Commenting on the economic situation in Germany, Nagel said: "Germany is not the sick man in Europe right now." Economic output is likely to decline in the current year – foreign demand in industry is declining significantly, construction is struggling with increased financing costs and private households are holding back on consumption. But the labour market situation remains good. "We're seeing strong wage increases," Nagel said.

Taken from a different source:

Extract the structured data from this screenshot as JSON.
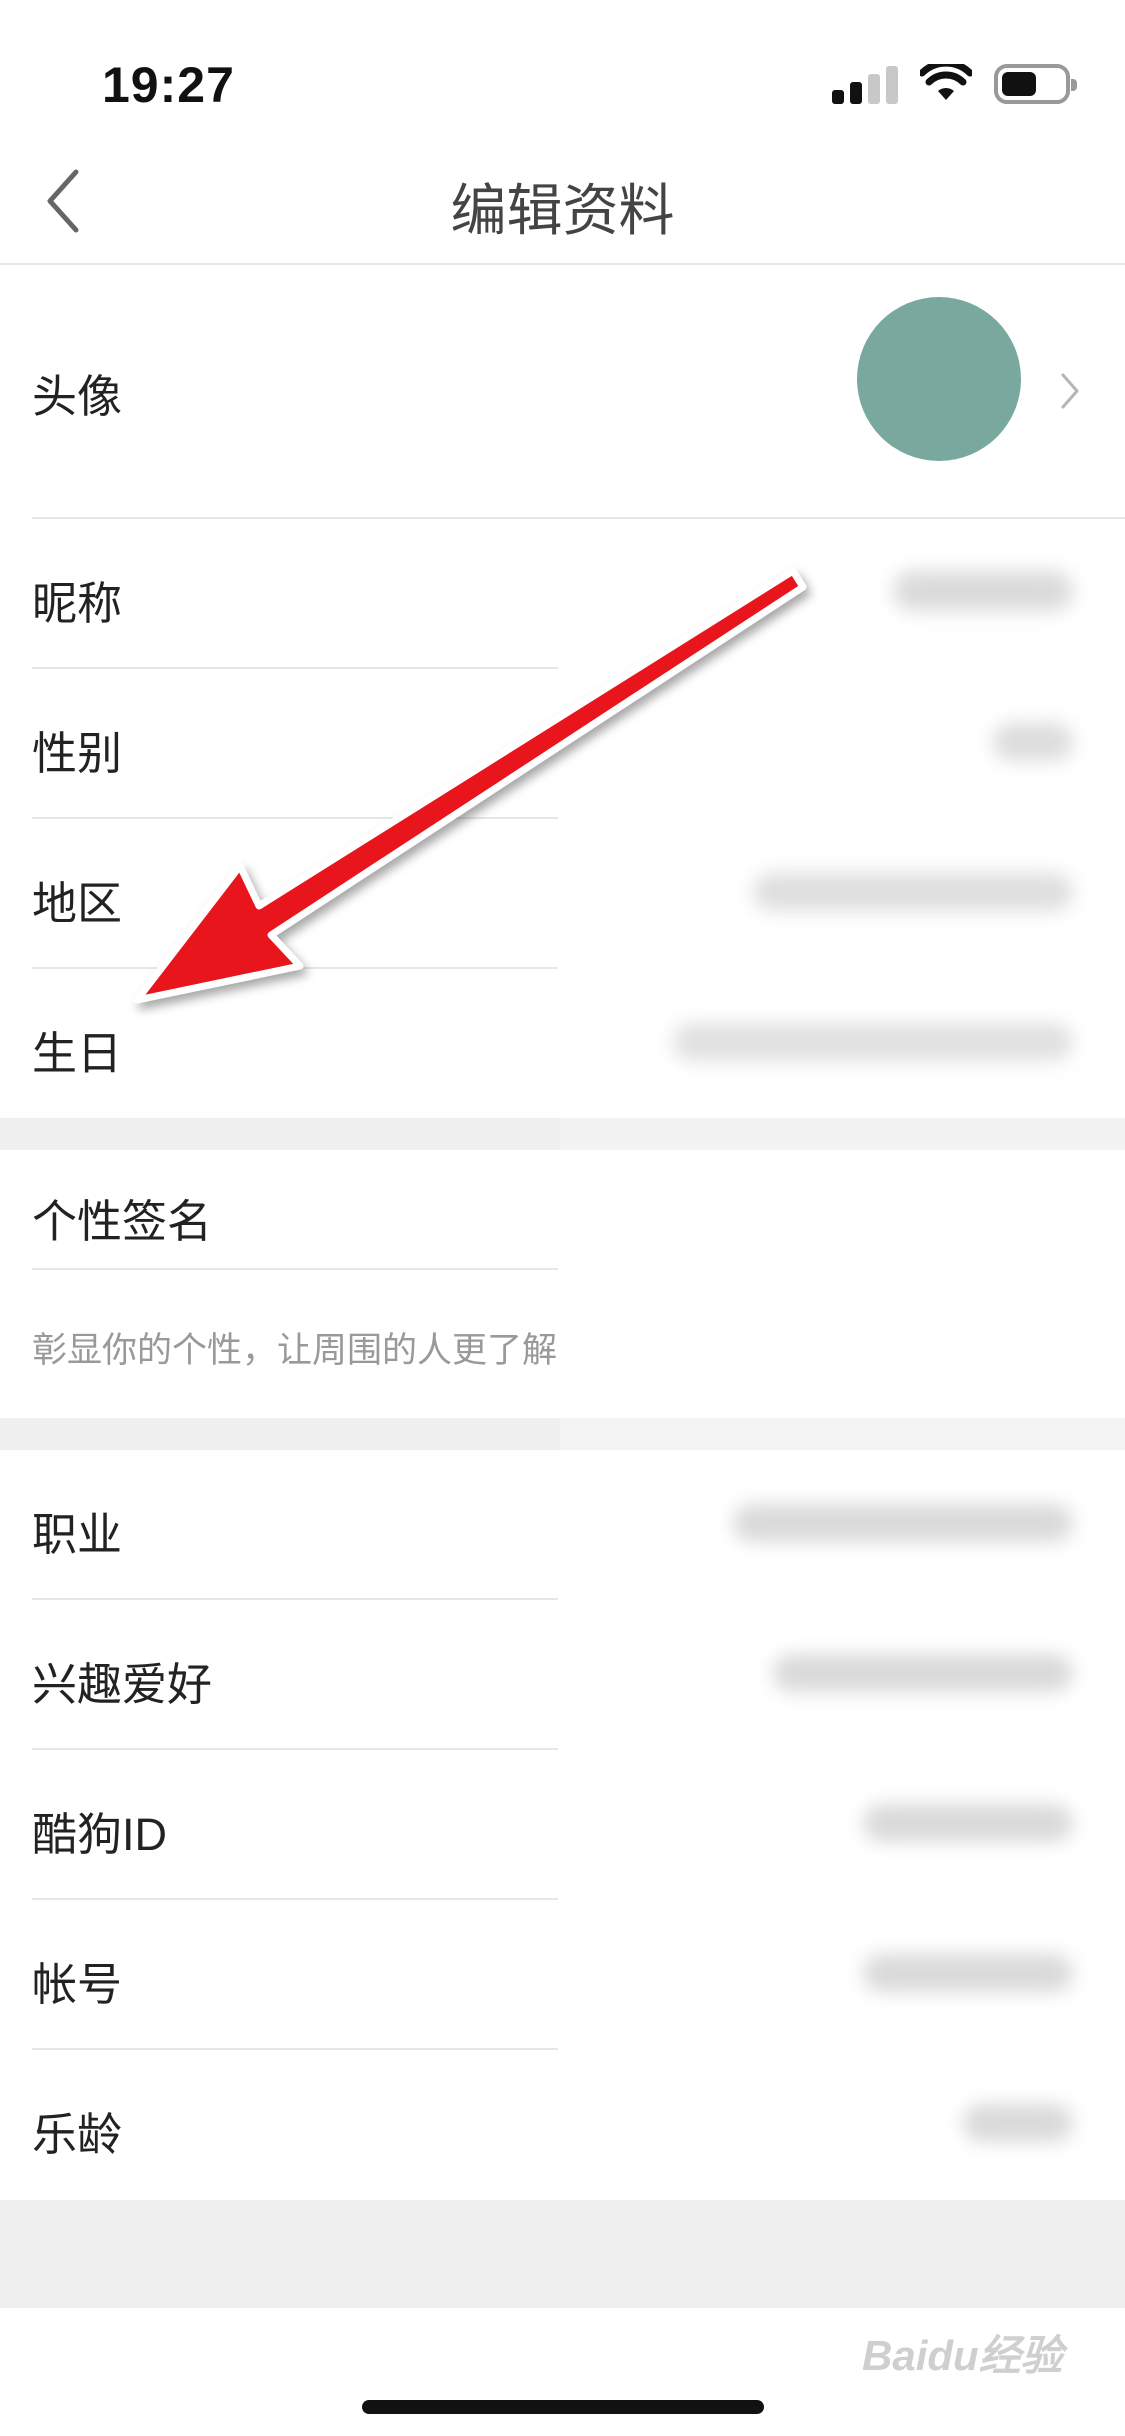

As inflation declines, private consumption will also pick up again.

The European Central Bank (ECB) has raised key interest rates by a total of 2022.4 percentage points since the summer of 50 – most recently by a quarter of a percentage point in September. This was the tenth increase in a row. The deposit rate, which banks receive from the central bank for parking surplus funds, which is trend-setting on the financial market, is now 4.00 percent. This is the highest level since the start of monetary union in 1999. The ECB's next interest rate meeting is on October 26.